With regards to football, I can’t quite believe how far I’ve got. Last Saturday I started training with a football team in the nearby town of Tulkarem with a friend who I play football with at university. They were pretty good and it was certainly serious, with the coach even taking my ID and photos for the required membership card. I therefore asked my friend if we were supposed to pay and was met with confusion. When she finally got what I was saying, she laughed and asked me ‘You want to give money to the coach? But he won’t be able to accept it.’ Apparently here the council pays for all the teams and the facilities and, what’s more, since we make the bus trip to Tulkarem from Nablus, they will even reimburse us for the ticket and, though I will believe it when I see it, all of us are going to be given football boots.
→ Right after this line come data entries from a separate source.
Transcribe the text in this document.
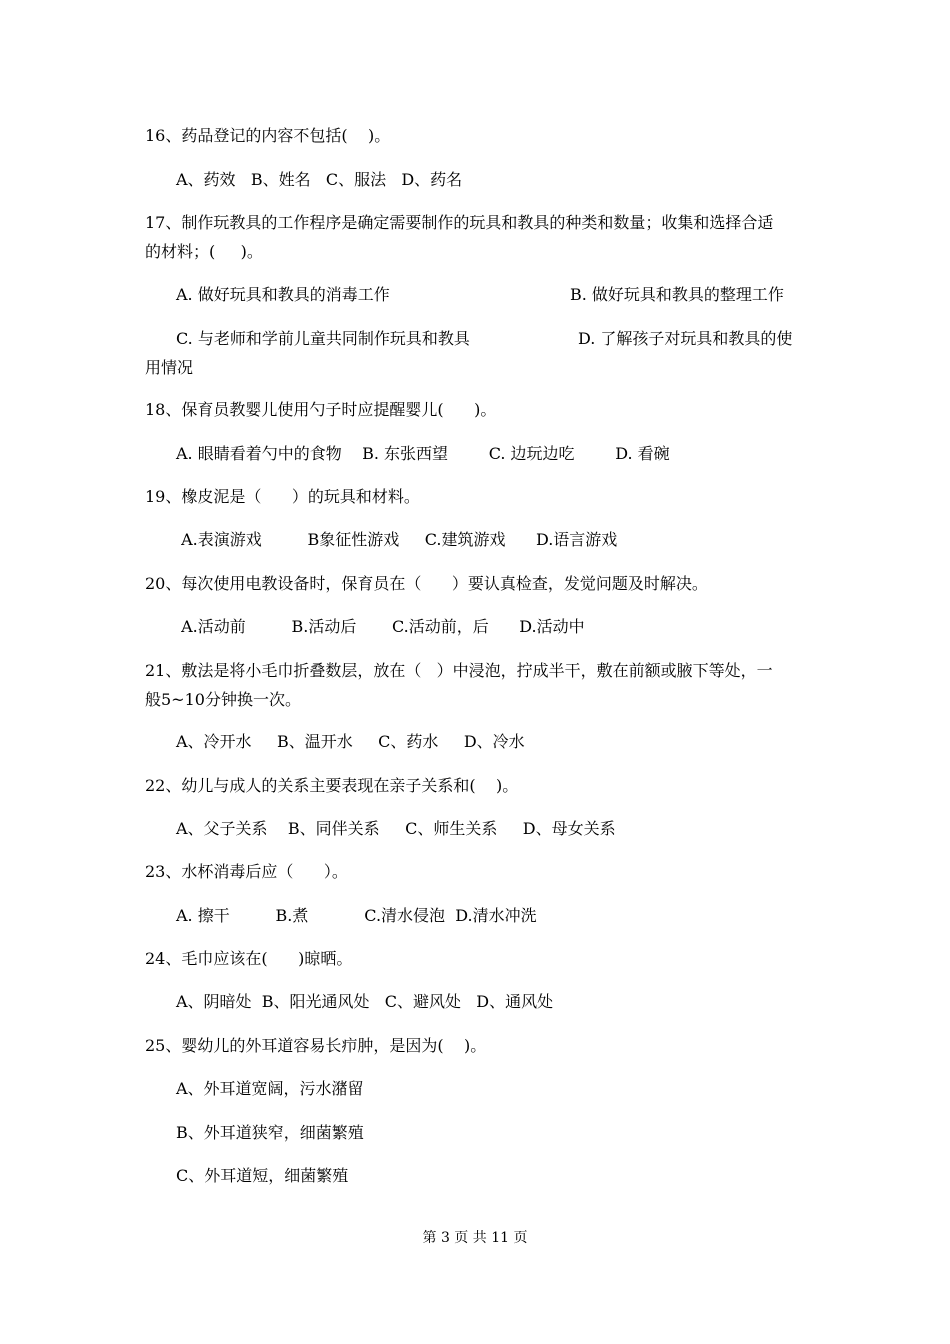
16、药品登记的内容不包括(    )。
A、药效   B、姓名   C、服法   D、药名
17、制作玩教具的工作程序是确定需要制作的玩具和教具的种类和数量；收集和选择合适
的材料；(     )。
A. 做好玩具和教具的消毒工作	B. 做好玩具和教具的整理工作
C. 与老师和学前儿童共同制作玩具和教具	D. 了解孩子对玩具和教具的使
用情况
18、保育员教婴儿使用勺子时应提醒婴儿(      )。
A. 眼睛看着勺中的食物    B. 东张西望        C. 边玩边吃        D. 看碗
19、橡皮泥是（      ）的玩具和材料。
A.表演游戏         B象征性游戏     C.建筑游戏      D.语言游戏
20、每次使用电教设备时，保育员在（      ）要认真检查，发觉问题及时解决。
A.活动前         B.活动后       C.活动前，后      D.活动中
21、敷法是将小毛巾折叠数层，放在（   ）中浸泡，拧成半干，敷在前额或腋下等处，一
般5~10分钟换一次。
A、冷开水     B、温开水     C、药水     D、冷水
22、幼儿与成人的关系主要表现在亲子关系和(    )。
A、父子关系    B、同伴关系     C、师生关系     D、母女关系
23、水杯消毒后应（      ）。
A. 擦干         B.煮           C.清水侵泡  D.清水冲洗
24、毛巾应该在(      )晾晒。
A、阴暗处  B、阳光通风处   C、避风处   D、通风处
25、婴幼儿的外耳道容易长疖肿，是因为(    )。
A、外耳道宽阔，污水潴留
B、外耳道狭窄，细菌繁殖
C、外耳道短，细菌繁殖
第 3 页 共 11 页
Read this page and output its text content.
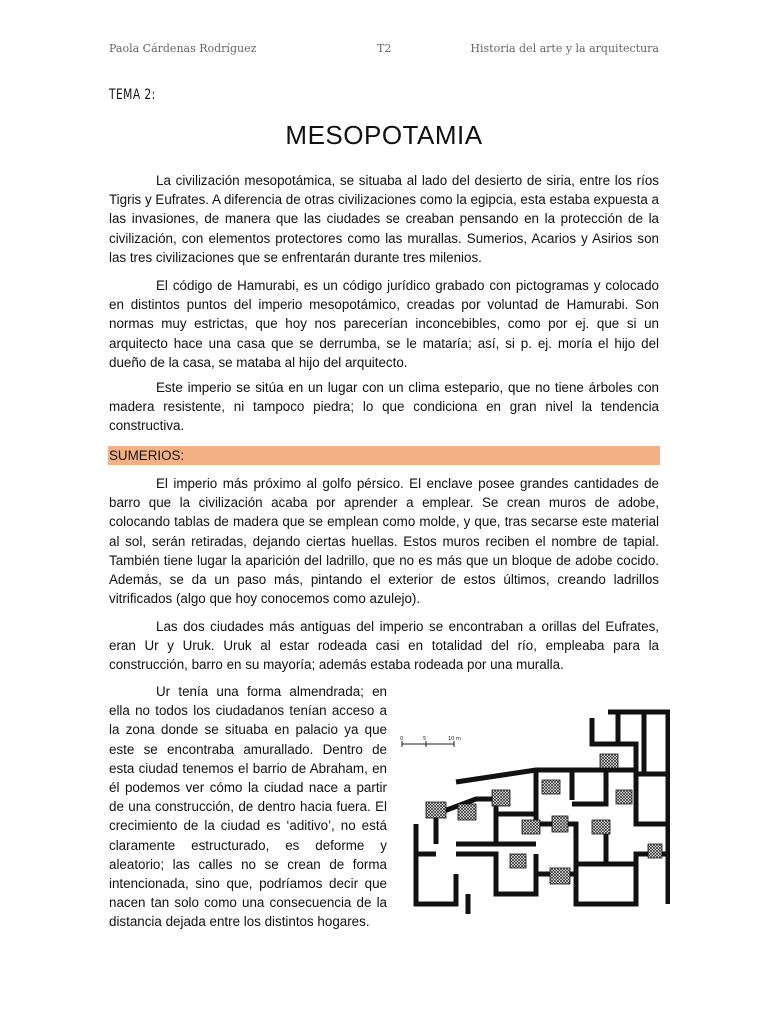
Paola Cárdenas Rodríguez	T2	Historia del arte y la arquitectura
TEMA 2:
MESOPOTAMIA

La civilización mesopotámica, se situaba al lado del desierto de siria, entre los ríos Tigris y Eufrates. A diferencia de otras civilizaciones como la egipcia, esta estaba expuesta a las invasiones, de manera que las ciudades se creaban pensando en la protección de la civilización, con elementos protectores como las murallas. Sumerios, Acarios y Asirios son las tres civilizaciones que se enfrentarán durante tres milenios.

El código de Hamurabi, es un código jurídico grabado con pictogramas y colocado en distintos puntos del imperio mesopotámico, creadas por voluntad de Hamurabi. Son normas muy estrictas, que hoy nos parecerían inconcebibles, como por ej. que si un arquitecto hace una casa que se derrumba, se le mataría; así, si p. ej. moría el hijo del dueño de la casa, se mataba al hijo del arquitecto.

Este imperio se sitúa en un lugar con un clima estepario, que no tiene árboles con madera resistente, ni tampoco piedra; lo que condiciona en gran nivel la tendencia constructiva.

SUMERIOS:

El imperio más próximo al golfo pérsico. El enclave posee grandes cantidades de barro que la civilización acaba por aprender a emplear. Se crean muros de adobe, colocando tablas de madera que se emplean como molde, y que, tras secarse este material al sol, serán retiradas, dejando ciertas huellas. Estos muros reciben el nombre de tapial. También tiene lugar la aparición del ladrillo, que no es más que un bloque de adobe cocido. Además, se da un paso más, pintando el exterior de estos últimos, creando ladrillos vitrificados (algo que hoy conocemos como azulejo).

Las dos ciudades más antiguas del imperio se encontraban a orillas del Eufrates, eran Ur y Uruk. Uruk al estar rodeada casi en totalidad del río, empleaba para la construcción, barro en su mayoría; además estaba rodeada por una muralla.

Ur tenía una forma almendrada; en ella no todos los ciudadanos tenían acceso a la zona donde se situaba en palacio ya que este se encontraba amurallado. Dentro de esta ciudad tenemos el barrio de Abraham, en él podemos ver cómo la ciudad nace a partir de una construcción, de dentro hacia fuera. El crecimiento de la ciudad es ‘aditivo’, no está claramente estructurado, es deforme y aleatorio; las calles no se crean de forma intencionada, sino que, podríamos decir que nacen tan solo como una consecuencia de la distancia dejada entre los distintos hogares.

0	5	10 m
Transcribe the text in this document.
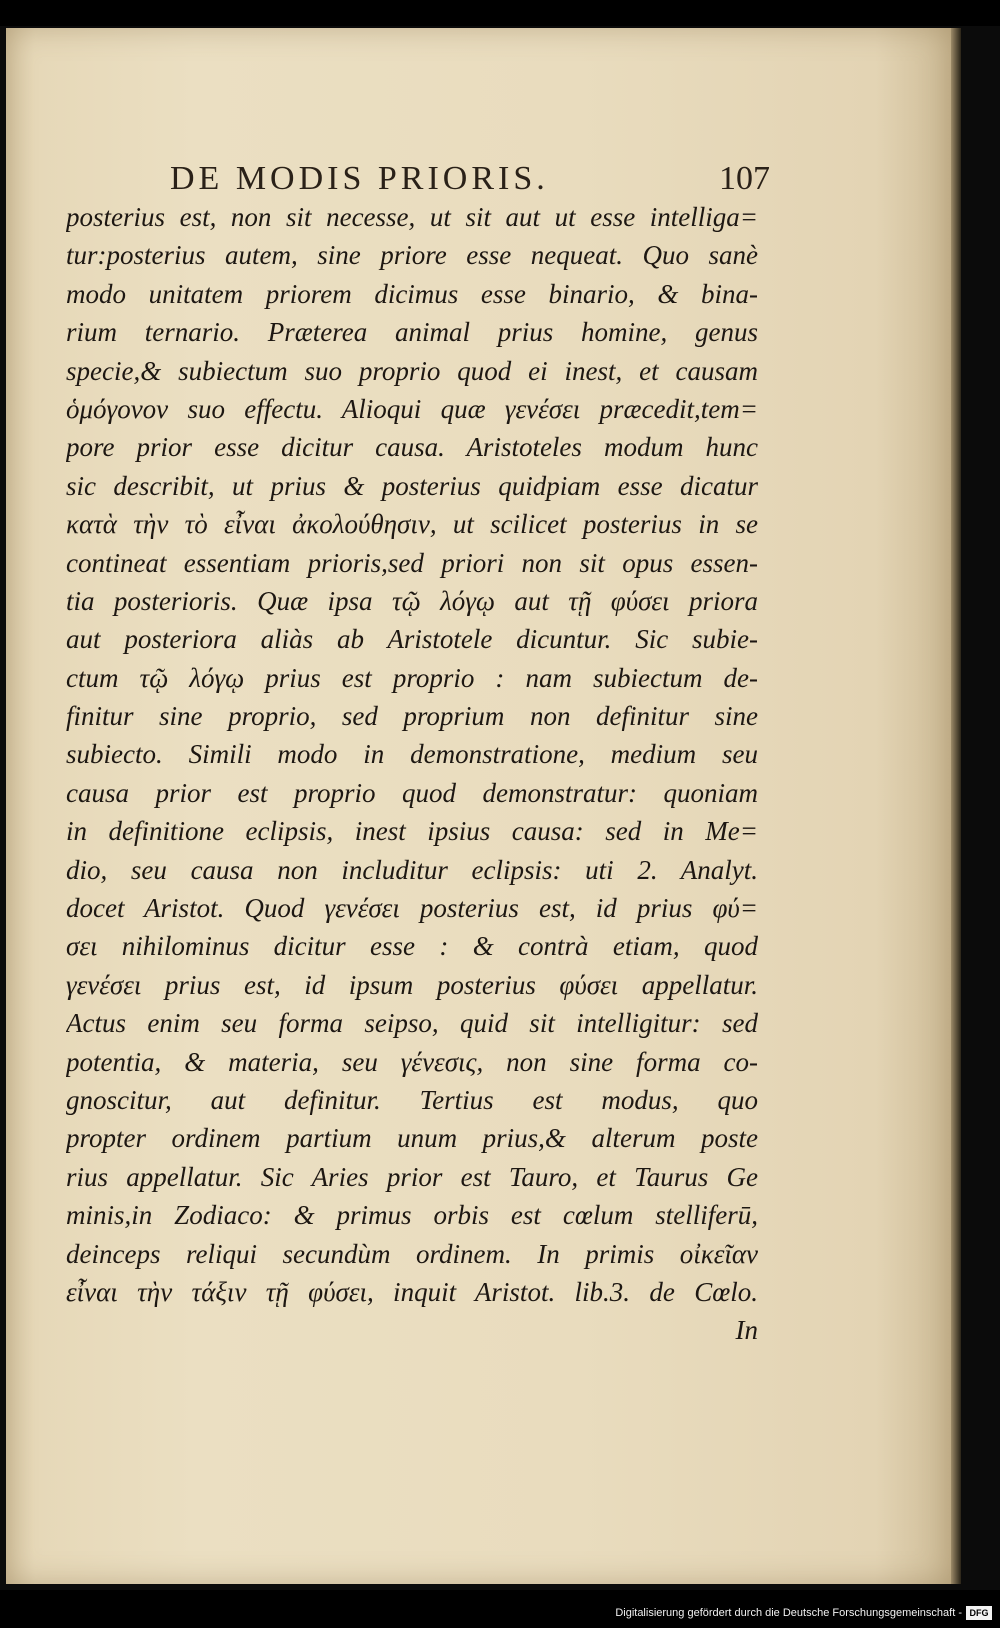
DE MODIS PRIORIS.	107
posterius est, non sit necesse, ut sit aut ut esse intelliga=
tur:posterius autem, sine priore esse nequeat. Quo sanè
modo unitatem priorem dicimus esse binario, & bina-
rium ternario. Præterea animal prius homine, genus
specie,& subiectum suo proprio quod ei inest, et causam
ὁμόγονον suo effectu. Alioqui quæ γενέσει præcedit,tem=
pore prior esse dicitur causa. Aristoteles modum hunc
sic describit, ut prius & posterius quidpiam esse dicatur
κατὰ τὴν τὸ εἶναι ἀκολούθησιν, ut scilicet posterius in se
contineat essentiam prioris,sed priori non sit opus essen-
tia posterioris. Quæ ipsa τῷ λόγῳ aut τῇ φύσει priora
aut posteriora aliàs ab Aristotele dicuntur. Sic subie-
ctum τῷ λόγῳ prius est proprio : nam subiectum de-
finitur sine proprio, sed proprium non definitur sine
subiecto. Simili modo in demonstratione, medium seu
causa prior est proprio quod demonstratur: quoniam
in definitione eclipsis, inest ipsius causa: sed in Me=
dio, seu causa non includitur eclipsis: uti 2. Analyt.
docet Aristot. Quod γενέσει posterius est, id prius φύ=
σει nihilominus dicitur esse : & contrà etiam, quod
γενέσει prius est, id ipsum posterius φύσει appellatur.
Actus enim seu forma seipso, quid sit intelligitur: sed
potentia, & materia, seu γένεσις, non sine forma co-
gnoscitur, aut definitur. Tertius est modus, quo
propter ordinem partium unum prius,& alterum poste
rius appellatur. Sic Aries prior est Tauro, et Taurus Ge
minis,in Zodiaco: & primus orbis est cœlum stelliferū,
deinceps reliqui secundùm ordinem. In primis οἰκεῖαν
εἶναι τὴν τάξιν τῇ φύσει, inquit Aristot. lib.3. de Cœlo.
In
Digitalisierung gefördert durch die Deutsche Forschungsgemeinschaft - DFG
On the journey back, she asked me whether if she came to England she’d be good enough to play for tha national team, and I couldn’t help but laugh. After explaining that they’re at a pretty high level, I asked if she’d be good enough to play for the national team here and she said that she’s hoping to when she’s old enough (being only 17) and that she’s friends with some of the girls that play for it. I was rather starstruck, since after reading about them I’d set myself a little mission to watch them play and possibly meet them. She says she knows when all the matches are and we’ll go next time and she’ll happily introduce me.
What’s more, I am apparently going to be playing with Tulkarem in the national championship next April, against teams from Bethlehem, Ramallah and other towns. I’m planning soon on applying for my Palestinian citizenship…
My gay rights adventures, on the other hand, have stalled slightly since my trip out to Tel Aviv. I decided to take the plunge and do this year’s mini dissertation on the role of the Palestinian gay rights movement in the struggle against the Occupation, such as how it is misused in Israel’s dialogue against Palestine.
I seriously cannot remember the last time I was as scared as I was when it came to my turn in class for me to tell my professor what I wanted to research. I could feel the adrenaline rushing through me and, when I read out my title, I wasn’t sure if he didn’t understand it because I read it in such a shaky voice or for other reasons. In the end, I passed him a written down version, muttering something about how my professor from England had approved it, and literally ran back to my seat. He just stared at it blankly for a while and then told me it wasn’t clear. ‘Err, what’s not clear?’ I asked. ‘The title’, he said. ‘What does this mean?’ he asked, reading out the Arabic for gay. Well, after four hours of class, I did not have the energy or the motivation to explain to him what the gay rights movement was in Arabic, in front of all the other students. Instead, I explained to him what the gay rights movement was in Arabic the next Tuesday, when our professor from England came to visit, in front of all the other students. To give him credit, we actually had a discussion about whether it was secretive or open and, though he said it was socially sensitive, he didn’t say it was impossible and that we would talk more about it another time. That time hasn’t come and I felt more self-conscious than normal wearing my Amy Whinehouse t-shirt in his class this week.
But before I end this post I should maybe refer back to the canary in the cage since only last night, as I am writing this, was Palestine recognised as a state at the United Nations. It may well simply be a political, and not a practical, achievement for a government that is neglecting its people; it may well cause America to withdraw funding, and the peace process, wherever this is apparently taking place, to be slowed down; but all I know is that, if having gone to the UN to ask for recognition, the world had once again turned its back on Palestine, there would not have been celebrations going on in the street last night until the early hours of the morning. Within two weeks, this nation has gone through a hell of a lot and, whether or not it manages to fly out of the cage any time soon, it is certainly not dead.